Does homotopy equivalence of pairs distinguish knots?

Solution 1:

I don't know knot theory, although I suspect your suspect is correct. Below is an easier example that shows a pair indeed carries more information.

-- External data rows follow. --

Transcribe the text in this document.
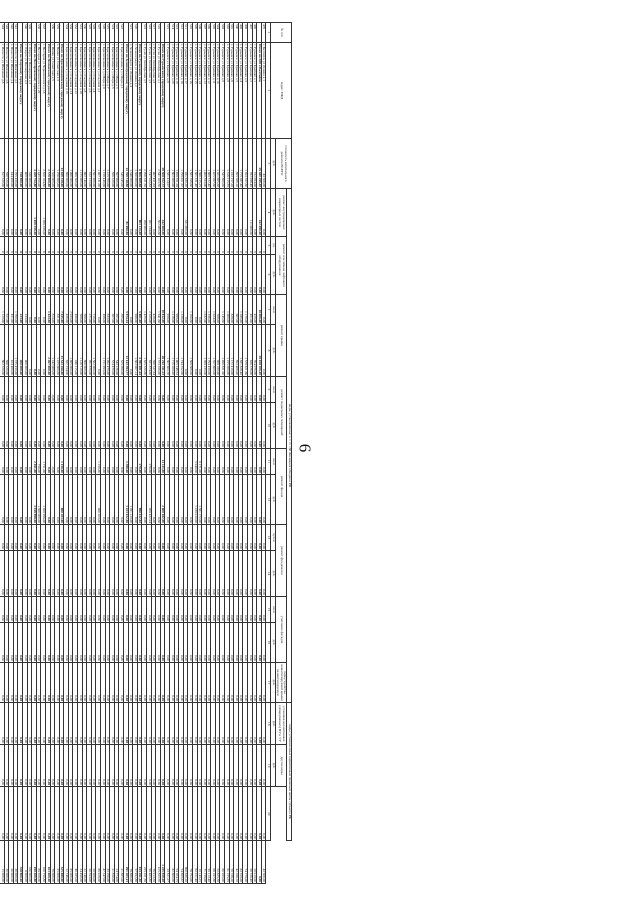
6
№ п/п	Адрес МКД	Стоимость капитального ремонта ВСЕГО	виды, установленные ч. 1 ст. 166 Жилищного Кодекса РФ														виды, установленные нормативным правовым актом субъекта РФ			
			ремонт внутридомовых инженерных систем	ремонт или замена лифтового оборудования		ремонт крыши		ремонт подвальных помещений		ремонт фасада		ремонт фундамента		утепление фасадов		переустройство невентилируемой крыши на вентилируемую	установка коллективных (общедомовых) ПУ и УУ	другие виды		
		руб.	руб.	ед.	руб.	кв.м	руб.	кв.м	руб.	кв.м	руб.	куб.м	руб.	кв.м	руб.	руб.	руб.	руб.		
1	2	3	4	5	6	7	8	9	10	11	12	13	14	15	16	17	18	19	20	
476	г. Балтийск ул Ленина д.1	43 500,00	0,00	0	0,00	0,00	0,00	0,00	0,00	0,00	0,00	0,00	0,00	0,00	0,00	0,00	0,00	0,00	0,00	43 500,00
	Итого по МО г.Балтийск	29 480 296,40	442 090,00	0	0,00	18 006,00	29 038 206,40	0,00	0,00	0,00	0,00	0,00	0,00	0,00	0,00	0,00	0,00	0,00	0,00	0,00
496	г. Гурьевск ул Крайняя д.1	732 094,00	0,00	0	0,00	429,00	704 076,00	0,00	0,00	0,00	0,00	0,00	0,00	0,00	0,00	0,00	0,00	0,00	0,00	28 018,00
497	г. Гурьевск ул Крайняя д.2	782 098,40	111 000,00	0	0,00	451,00	620 378,00	0,00	0,00	0,00	0,00	0,00	0,00	0,00	0,00	0,00	0,00	0,00	0,00	50 720,40
498	г. Гурьевск ул Крайняя д.3	1 653 397,60	0,00	0	0,00	1 179,00	1 578 621,60	0,00	0,00	0,00	0,00	0,00	0,00	0,00	0,00	0,00	0,00	0,00	0,00	74 776,00
499	г. Гурьевск ул Крайняя д.4	1 715 387,40	0,00	0	0,00	1 280,00	1 631 828,40	0,00	0,00	0,00	0,00	0,00	0,00	0,00	0,00	0,00	0,00	0,00	0,00	83 559,00
500	г. Гурьевск ул Крайняя д.5	895 566,10	0,00	0	0,00	607,00	853 406,00	0,00	0,00	0,00	0,00	0,00	0,00	0,00	0,00	0,00	0,00	0,00	0,00	42 160,10
501	г. Гурьевск ул Крайняя д.6	1 232 157,20	0,00	0	0,00	828,00	1 172 419,00	0,00	0,00	0,00	0,00	0,00	0,00	0,00	0,00	0,00	0,00	0,00	0,00	59 738,20
502	г. Гурьевск ул Крайняя д.8	1 316 215,65	0,00	0	0,00	1 000,00	1 255 060,00	0,00	0,00	0,00	0,00	0,00	0,00	0,00	0,00	0,00	0,00	0,00	0,00	61 155,65
503	г. Гурьевск ул Крайняя д.9	1 547 800,00	0,00	0	0,00	1 145,00	1 466 831,00	0,00	0,00	0,00	0,00	0,00	0,00	0,00	0,00	0,00	0,00	0,00	0,00	80 969,00
504	г. Гурьевск ул Крайняя д.10	1 021 005,30	0,00	0	0,00	700,00	968 180,00	0,00	0,00	0,00	0,00	0,00	0,00	0,00	0,00	0,00	0,00	0,00	0,00	52 825,30
505	г. Гурьевск ул Крайняя д.11	1 425 967,60	0,00	0	0,00	1 024,00	1 357 800,00	0,00	0,00	0,00	0,00	0,00	0,00	0,00	0,00	0,00	0,00	0,00	0,00	68 167,60
506	г. Гурьевск ул Крайняя д.12	1 889 572,40	0,00	0	0,00	1 356,00	1 794 459,00	0,00	0,00	0,00	0,00	0,00	0,00	0,00	0,00	0,00	0,00	0,00	0,00	95 113,40
507	г. Гурьевск ул Крайняя д.13	1 469 393,00	0,00	0	0,00	1 032,00	1 398 235,00	0,00	0,00	0,00	0,00	0,00	0,00	0,00	0,00	0,00	0,00	0,00	0,00	71 158,00
508	г. Гурьевск ул Крайняя д.14	1 380 315,25	0,00	0	0,00	0,00	0,00	0,00	0,00	6 171,00	1 361 172,00	0,00	0,00	0,00	0,00	0,00	0,00	0,00	0,00	19 143,25
509	г. Гурьевск ул Крайняя д.15	1 301 231,40	0,00	0	0,00	0,00	0,00	0,00	0,00	5 940,00	1 239 010,00	0,00	0,00	0,00	0,00	0,00	0,00	0,00	0,00	62 221,40
510	г. Гурьевск ул Крайняя д.16	1 587 398,00	0,00	0	0,00	1 100,00	1 508 606,00	0,00	0,00	0,00	0,00	0,00	0,00	0,00	0,00	0,00	0,00	0,00	0,00	78 792,00
511	г. Гурьевск ул Крайняя д.17	931 630,20	331 000,00	0	0,00	0,00	0,00	0,00	0,00	0,00	0,00	0,00	0,00	0,00	0,00	0,00	0,00	0,00	0,00	600 630,20
512	г. Гурьевск ул Крайняя д.18	1 799 021,67	0,00	0	0,00	1 228,00	1 744 352,00	0,00	0,00	0,00	0,00	0,00	0,00	0,00	0,00	0,00	0,00	0,00	0,00	54 669,67
513	г. Гурьевск ул Крайняя д.19	1 459 351,28	0,00	0	0,00	999,00	1 405 246,53	0,00	0,00	0,00	0,00	0,00	0,00	0,00	0,00	0,00	0,00	0,00	0,00	54 104,75
514	г. Гурьевск ул Крайняя д.20	1 802 000,00	0,00	0	0,00	1 216,00	1 719 200,00	0,00	0,00	0,00	0,00	0,00	0,00	0,00	0,00	0,00	0,00	0,00	0,00	82 800,00
515	г. Гурьевск ул Крайняя д.21	1 331 414,97	0,00	0	0,00	958,00	1 307 603,70	0,00	0,00	0,00	0,00	0,00	0,00	0,00	0,00	0,00	0,00	0,00	0,00	23 811,27
	Итого по Гурьевскому городскому округу	29 308 552,72	442 000,00	0	0,00	19 812,00	26 262 411,23	0,00	0,00	12 111,00	2 600 182,00	0,00	0,00	0,00	0,00	0,00	0,00	0,00	0,00	1 245 959,49
516	г. Гусев ул Октябрьская д.1	2 641 203,56	502 000,00	0	0,00	1 641,00	1 723 350,00	0,00	0,00	0,00	0,00	0,00	0,00	0,00	0,00	0,00	0,00	0,00	0,00	415 853,56
517	г. Гусев ул Октябрьская д.3	467 451,03	0,00	0	0,00	420,00	390 537,64	0,00	0,00	0,00	0,00	0,00	0,00	0,00	0,00	0,00	0,00	0,00	0,00	76 913,39
518	г. Гусев ул Октябрьская д.5	1 747 923,83	201 134,00	0	0,00	2 320,00	651 874,00	0,00	0,00	270,00	998 432,94	0,00	0,00	0,00	0,00	0,00	0,00	0,00	0,00	96 482,89
519	г. Гусев ул Октябрьская д.7	2 050 331,56	200 000,00	0	0,00	1 420,00	1 625 320,00	0,00	0,00	0,00	0,00	0,00	0,00	0,00	0,00	0,00	0,00	0,00	0,00	225 011,56
	Итого по Гусевскому городскому округу	6 906 909,98	903 134,00	0	0,00	5 801,00	4 391 081,64	0,00	0,00	270,00	998 432,94	0,00	0,00	0,00	0,00	0,00	0,00	0,00	0,00	814 261,40
520	г. Зеленоградск ул Ленина д.2	1 360 000,00	0,00	0	0,00	980,00	1 302 007,14	0,00	0,00	0,00	0,00	0,00	0,00	0,00	0,00	0,00	0,00	0,00	0,00	57 992,86
521	г. Зеленоградск ул Ленина д.4	1 340 000,00	0,00	0	0,00	0,00	0,00	0,00	0,00	0,00	1 261 120,00	0,00	0,00	0,00	0,00	0,00	0,00	0,00	0,00	78 880,00
	Итого по Зеленоградскому городскому округу	14 769 318,90	81 690,00	0	0,00	5 974,24	13 143 393,77	0,00	0,00	1 390,00	1 253 032,00	0,00	0,00	0,00	0,00	0,00	0,00	0,00	0,00	291 203,13
522	г. Краснознаменск ул Мира д.1	546 945,00	0,00	0	0,00	395,00	525 060,00	0,00	0,00	0,00	0,00	0,00	0,00	0,00	0,00	0,00	0,00	0,00	0,00	21 885,00
523	г. Краснознаменск ул Мира д.3	567 900,00	0,00	0	0,00	261,00	543 126,00	0,00	0,00	0,00	0,00	0,00	0,00	0,00	0,00	0,00	0,00	0,00	0,00	24 774,00
524	г. Краснознаменск ул Мира д.5	596 320,00	0,00	0	0,00	307,00	574 470,00	0,00	0,00	0,00	0,00	0,00	0,00	0,00	0,00	0,00	0,00	0,00	0,00	21 850,00
525	г. Краснознаменск ул Мира д.7	1 125 760,00	0,00	0	0,00	633,00	1 092 470,00	0,00	0,00	0,00	0,00	0,00	0,00	0,00	0,00	0,00	0,00	0,00	0,00	33 290,00
526	г. Краснознаменск ул Мира д.9	1 198 440,00	0,00	0	0,00	498,00	1 151 093,00	0,00	0,00	0,00	0,00	0,00	0,00	0,00	0,00	0,00	0,00	0,00	0,00	47 347,00
527	г. Краснознаменск ул Садовая д.2	1 067 131,00	0,00	0	0,00	0,00	0,00	0,00	0,00	1 150,00	980 203,00	0,00	0,00	0,00	0,00	0,00	0,00	0,00	0,00	86 928,00
528	г. Краснознаменск ул Садовая д.4	1 561 900,00	0,00	0	0,00	719,00	1 502 000,00	0,00	0,00	0,00	0,00	0,00	0,00	0,00	0,00	0,00	0,00	0,00	0,00	59 900,00
529	г. Краснознаменск ул Садовая д.6	722 223,00	0,00	0	0,00	271,00	701 870,00	0,00	0,00	0,00	0,00	0,00	0,00	0,00	0,00	0,00	0,00	0,00	0,00	20 353,00
530	г. Краснознаменск ул Садовая д.8	882 140,00	0,00	0	0,00	500,00	860 000,00	0,00	0,00	0,00	0,00	0,00	0,00	0,00	0,00	0,00	0,00	0,00	0,00	22 140,00
531	г. Краснознаменск ул Садовая д.10	1 155 000,00	0,00	0	0,00	508,00	1 120 510,00	0,00	0,00	0,00	0,00	0,00	0,00	0,00	0,00	0,00	0,00	0,00	0,00	34 490,00
532	г. Краснознаменск ул Садовая д.12	986 500,00	0,00	0	0,00	490,00	940 215,00	0,00	0,00	0,00	0,00	0,00	0,00	0,00	0,00	0,00	0,00	0,00	0,00	46 285,00
533	г. Краснознаменск ул Садовая д.14	1 980 000,00	0,00	0	0,00	2 033,00	1 895 000,00	0,00	0,00	0,00	0,00	0,00	0,00	0,00	0,00	0,00	0,00	0,00	0,00	85 000,00
534	г. Краснознаменск ул Садовая д.16	660 000,00	0,00	0	0,00	430,00	637 254,00	0,00	0,00	0,00	0,00	0,00	0,00	0,00	0,00	0,00	0,00	0,00	0,00	22 746,00
	Итого по Краснознаменскому городскому округу	13 049 359,00	0,00	0	0,00	7 045,00	11 543 268,00	0,00	0,00	1 150,00	980 203,00	0,00	0,00	0,00	0,00	0,00	0,00	0,00	0,00	525 888,00
535	г. Неман ул Советская д.3	1 250 000,00	0,00	0	0,00	811,00	1 225 000,00	0,00	0,00	0,00	0,00	0,00	0,00	0,00	0,00	0,00	0,00	0,00	0,00	25 000,00
536	г. Неман ул Советская д.5	1 320 000,00	0,00	0	0,00	813,00	1 242 000,00	0,00	0,00	0,00	0,00	0,00	0,00	0,00	0,00	0,00	0,00	0,00	0,00	78 000,00
	Итого по Неманскому городскому округу	2 570 000,00	0,00	0	0,00	1 624,00	2 467 000,00	0,00	0,00	0,00	0,00	0,00	0,00	0,00	0,00	0,00	0,00	0,00	0,00	103 000,00
537	г. Нестеров ул Черняховского д.18	2 820 104,80	1 059 356,00	0	0,00	0,00	0,00	0,00	0,00	1 711,00	1 659 998,00	0,00	0,00	0,00	0,00	0,00	0,00	0,00	0,00	100 750,80
538	г. Нестеров ул Черняховского д.20	1 449 650,00	0,00	0	0,00	0,00	0,00	0,00	0,00	750,00	1 360 000,00	0,00	0,00	0,00	0,00	0,00	0,00	0,00	0,00	89 650,00
	Итого по Нестеровскому городскому округу	4 269 754,80	1 059 356,00	0	0,00	0,00	0,00	0,00	0,00	2 461,00	3 019 998,00	0,00	0,00	0,00	0,00	0,00	0,00	0,00	0,00	190 400,80
539	г. Озерск ул Пионерская д.3	330 000,00	0,00	0	0,00	0,00	0,00	0,00	0,00	0,00	0,00	0,00	0,00	0,00	0,00	0,00	0,00	0,00	0,00	330 000,00
540	г. Озерск ул Пионерская д.5	408 900,00	0,00	0	0,00	233,00	400 000,00	0,00	0,00	0,00	0,00	0,00	0,00	0,00	0,00	0,00	0,00	0,00	0,00	8 900,00
	Итого по Озерскому городскому округу	738 900,00	0,00	0	0,00	233,00	400 000,00	0,00	0,00	0,00	0,00	0,00	0,00	0,00	0,00	0,00	0,00	0,00	0,00	338 900,00
541	г. Полесск ул Шевченко д.2	1 765 450,00	0,00	0	0,00	1 760,00	1 735 450,00	0,00	0,00	0,00	0,00	0,00	0,00	0,00	0,00	0,00	0,00	0,00	0,00	30 000,00
542	г. Полесск ул Шевченко д.4	444 460,00	0,00	0	0,00	451,00	424 460,00	0,00	0,00	0,00	0,00	0,00	0,00	0,00	0,00	0,00	0,00	0,00	0,00	20 000,00
543	г. Полесск ул Шевченко д.6	590 520,00	0,00	0	0,00	521,00	560 520,00	0,00	0,00	0,00	0,00	0,00	0,00	0,00	0,00	0,00	0,00	0,00	0,00	30 000,00
544	г. Полесск ул Шевченко д.8	817 320,00	0,00	0	0,00	1 123,00	802 320,00	0,00	0,00	0,00	0,00	0,00	0,00	0,00	0,00	0,00	0,00	0,00	0,00	15 000,00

Let $T,T'$ be two torus, $S$ be a meridian circle in $T$ and $S'$ be a null-homotpic circle in $T'$; denote by $i,i'$ the corrsponding inclusion map. Suppose there are $f:(T,S)\rightarrow(T',S')$ and $g:(T',S')\rightarrow(T,S)$ such that $fg\simeq 1$ and $gf\simeq 1$. We abuse notation and use $f_*$ to mean either the induced map $\pi_1(S)\rightarrow\pi_1(S')$ or the map $\pi_1(T)\rightarrow\pi_1(T')$. In either case $f_*g_*$ and $g_*f_*$ are identities, so $f_*$ and $g_*$ are isomorphisms. If we denote by $\alpha$ a generator of $\pi_1(S)$, then $f_*(\alpha)$ is a generator of $\pi_1(S')$. However $i'_*$ is clearly trivial, so $g_*i'_*f_*(\alpha)$ is zero in $\pi_1(T)$. On the other hand $g_*i'_*f_*(\alpha)=i_*g_*f_*(\alpha)=i_*(\alpha)$, contradicting that $i_*(\alpha)$ is nonzero in $\pi_1(T)$.